The impact of the SPA increase

The impact of the SPA increase

Should anyone care that the state pension age is set to increase?

Will it really have any relevance when the concept of retirement has become so fluid? When more than one in 10 people over the age of 65 are registered by the Office for National Statistics as employed? 

The answer is that we should all care about the state pension age increasing, some more than others, including those people who have personal pension arrangements.

From December 2018, the state pension age is scheduled to increase for both men and women, until it reaches 66 by October 2020. It is also planned to rise from 66 to 67 between 2026 and 2028.

In addition, in July 2017 the Department for Work and Pensions said in the State Pension Age Review: “The government intends to increase the state pension age from 67 to 68 in 2037 to 2039, bringing it forward by seven years from its current legislated date of 2044 to 2046.”

Although there has been some pushback about the state pension age rising, it is worth remembering that when it was introduced in 1948, a 65-year-old was only expected to live a further 13.5 years, or 23 per cent, of their adult life. By 2007 this had risen to around 21 years, or 32 per cent of their adult life.

Key points

•    The state pension age is rising next year
•    The higher state pension age disadvantages certain areas of the country
•    Poorer workers will be more disadvantaged by the rise in the SPA

Responsibility and parity

The change in the state pension age is designed to ensure “fairness” for all generations by linking it to life expectancy, so that all generations spend the same proportion of their lives over the state pension age.  

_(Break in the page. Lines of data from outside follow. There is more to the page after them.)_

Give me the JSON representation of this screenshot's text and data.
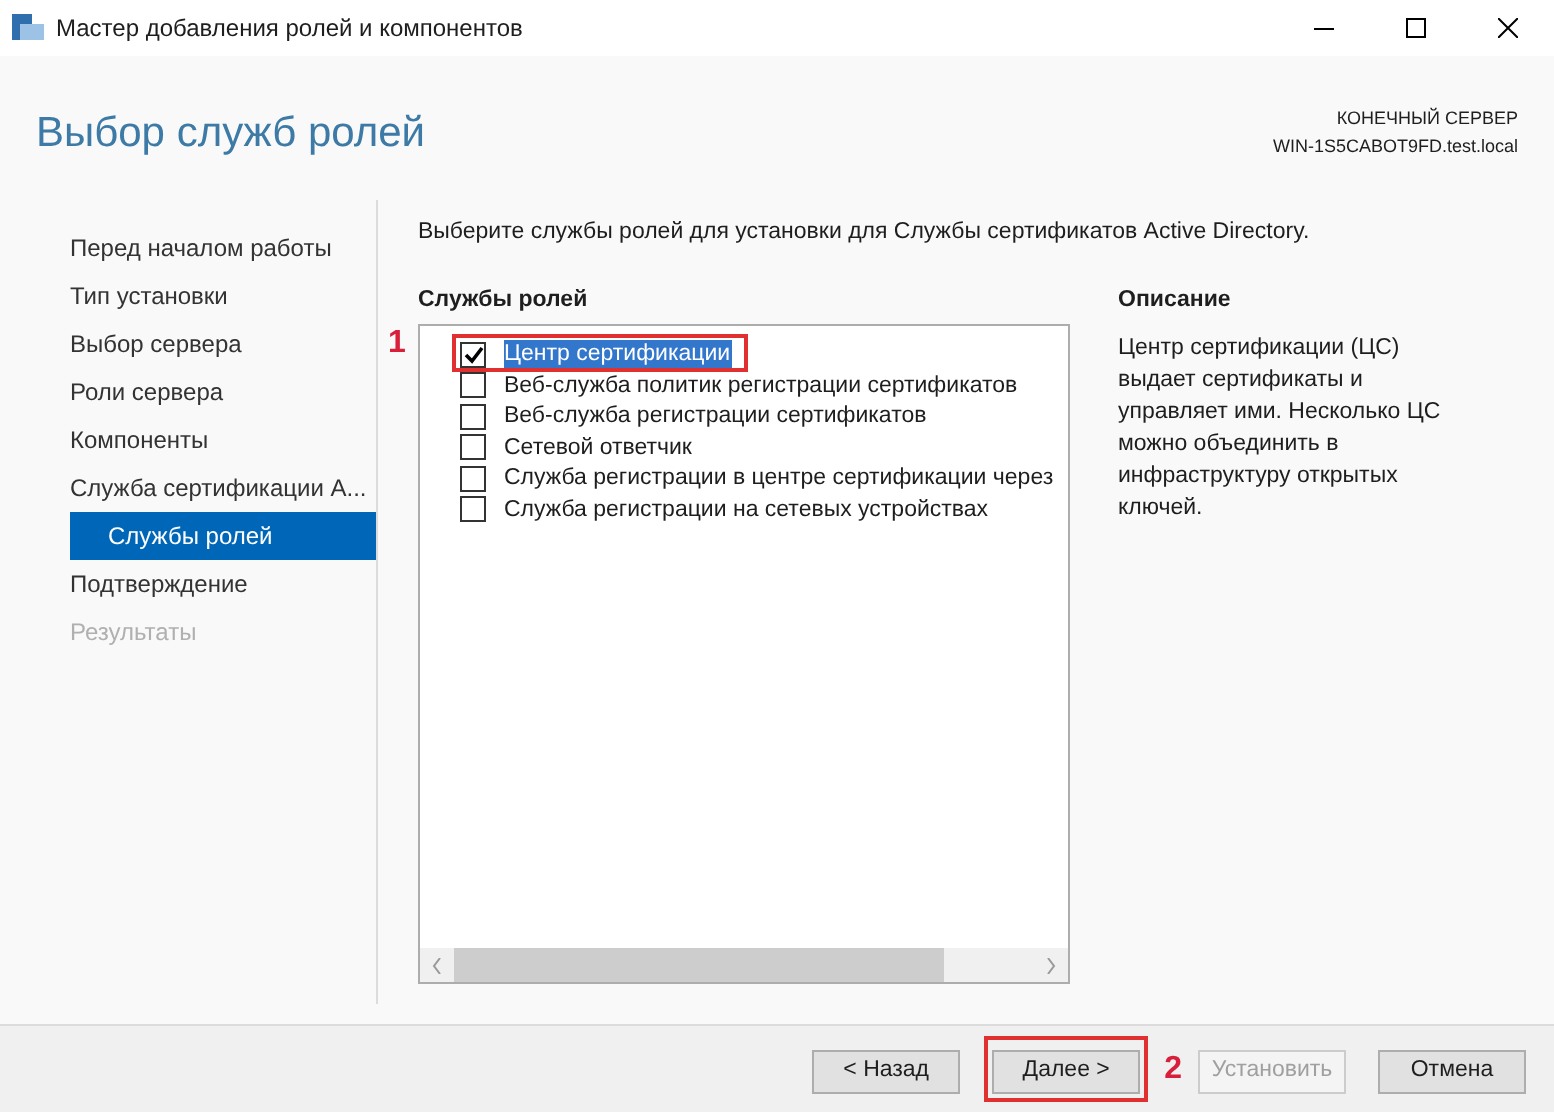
{
  "window": {
    "title": "Мастер добавления ролей и компонентов"
  },
  "header": {
    "title": "Выбор служб ролей",
    "server_label": "КОНЕЧНЫЙ СЕРВЕР",
    "server_name": "WIN-1S5CABOT9FD.test.local"
  },
  "sidebar": {
    "items": [
      {
        "label": "Перед началом работы",
        "selected": false,
        "disabled": false
      },
      {
        "label": "Тип установки",
        "selected": false,
        "disabled": false
      },
      {
        "label": "Выбор сервера",
        "selected": false,
        "disabled": false
      },
      {
        "label": "Роли сервера",
        "selected": false,
        "disabled": false
      },
      {
        "label": "Компоненты",
        "selected": false,
        "disabled": false
      },
      {
        "label": "Служба сертификации А...",
        "selected": false,
        "disabled": false,
        "children": [
          {
            "label": "Службы ролей",
            "selected": true,
            "disabled": false
          }
        ]
      },
      {
        "label": "Подтверждение",
        "selected": false,
        "disabled": false
      },
      {
        "label": "Результаты",
        "selected": false,
        "disabled": true
      }
    ]
  },
  "instruction": "Выберите службы ролей для установки для Службы сертификатов Active Directory.",
  "role_services": {
    "heading": "Службы ролей",
    "marker": "1",
    "items": [
      {
        "label": "Центр сертификации",
        "checked": true,
        "selected": true,
        "highlighted": true
      },
      {
        "label": "Веб-служба политик регистрации сертификатов",
        "checked": false,
        "selected": false,
        "highlighted": false
      },
      {
        "label": "Веб-служба регистрации сертификатов",
        "checked": false,
        "selected": false,
        "highlighted": false
      },
      {
        "label": "Сетевой ответчик",
        "checked": false,
        "selected": false,
        "highlighted": false
      },
      {
        "label": "Служба регистрации в центре сертификации через",
        "checked": false,
        "selected": false,
        "highlighted": false
      },
      {
        "label": "Служба регистрации на сетевых устройствах",
        "checked": false,
        "selected": false,
        "highlighted": false
      }
    ]
  },
  "description": {
    "heading": "Описание",
    "text": "Центр сертификации (ЦС) выдает сертификаты и управляет ими. Несколько ЦС можно объединить в инфраструктуру открытых ключей."
  },
  "buttons": [
    {
      "label": "< Назад",
      "disabled": false,
      "highlighted": false
    },
    {
      "label": "Далее >",
      "disabled": false,
      "highlighted": true,
      "marker": "2"
    },
    {
      "label": "Установить",
      "disabled": true,
      "highlighted": false
    },
    {
      "label": "Отмена",
      "disabled": false,
      "highlighted": false
    }
  ]
}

According to the DWP, increasing the SPA is also “the responsible course of action”. The cost of the state pension is rising due to the ageing population, and there is a desire to manage the increase. Raising the state pension age will save £74bn by 2045 to 2046 when compared with current plans.

So raising the age at which individuals can claim the state pension is about inter-generational “fairness” and “responsibility”, but how will it affect those who are due to retire in the next 10 to 20 years?

In short, it will impact everyone. But the degree to which it will impact individuals varies for different groups of people.

The Trades Union Congress has pointed out the higher state pension age disadvantages certain areas of the country. Responding to the government announcement about a speeded-up timetable for raising the state pension age to 68, TUC general secretary Frances O’Grady says: “Hiking the state pension age risks creating second-class citizens. In large parts of the country, the state pension age will be higher than healthy life expectancy.”

Olivia Treharne, global equities fund manager at Legal & General Investment Management, says: “Life expectancy tended to be longer for the affluent: in the UK at 65, life expectancy is 23 years for men with high incomes, normal health and healthy lifestyles, but just 12 years for men with low incomes, ill health and unhealthy lifestyles.”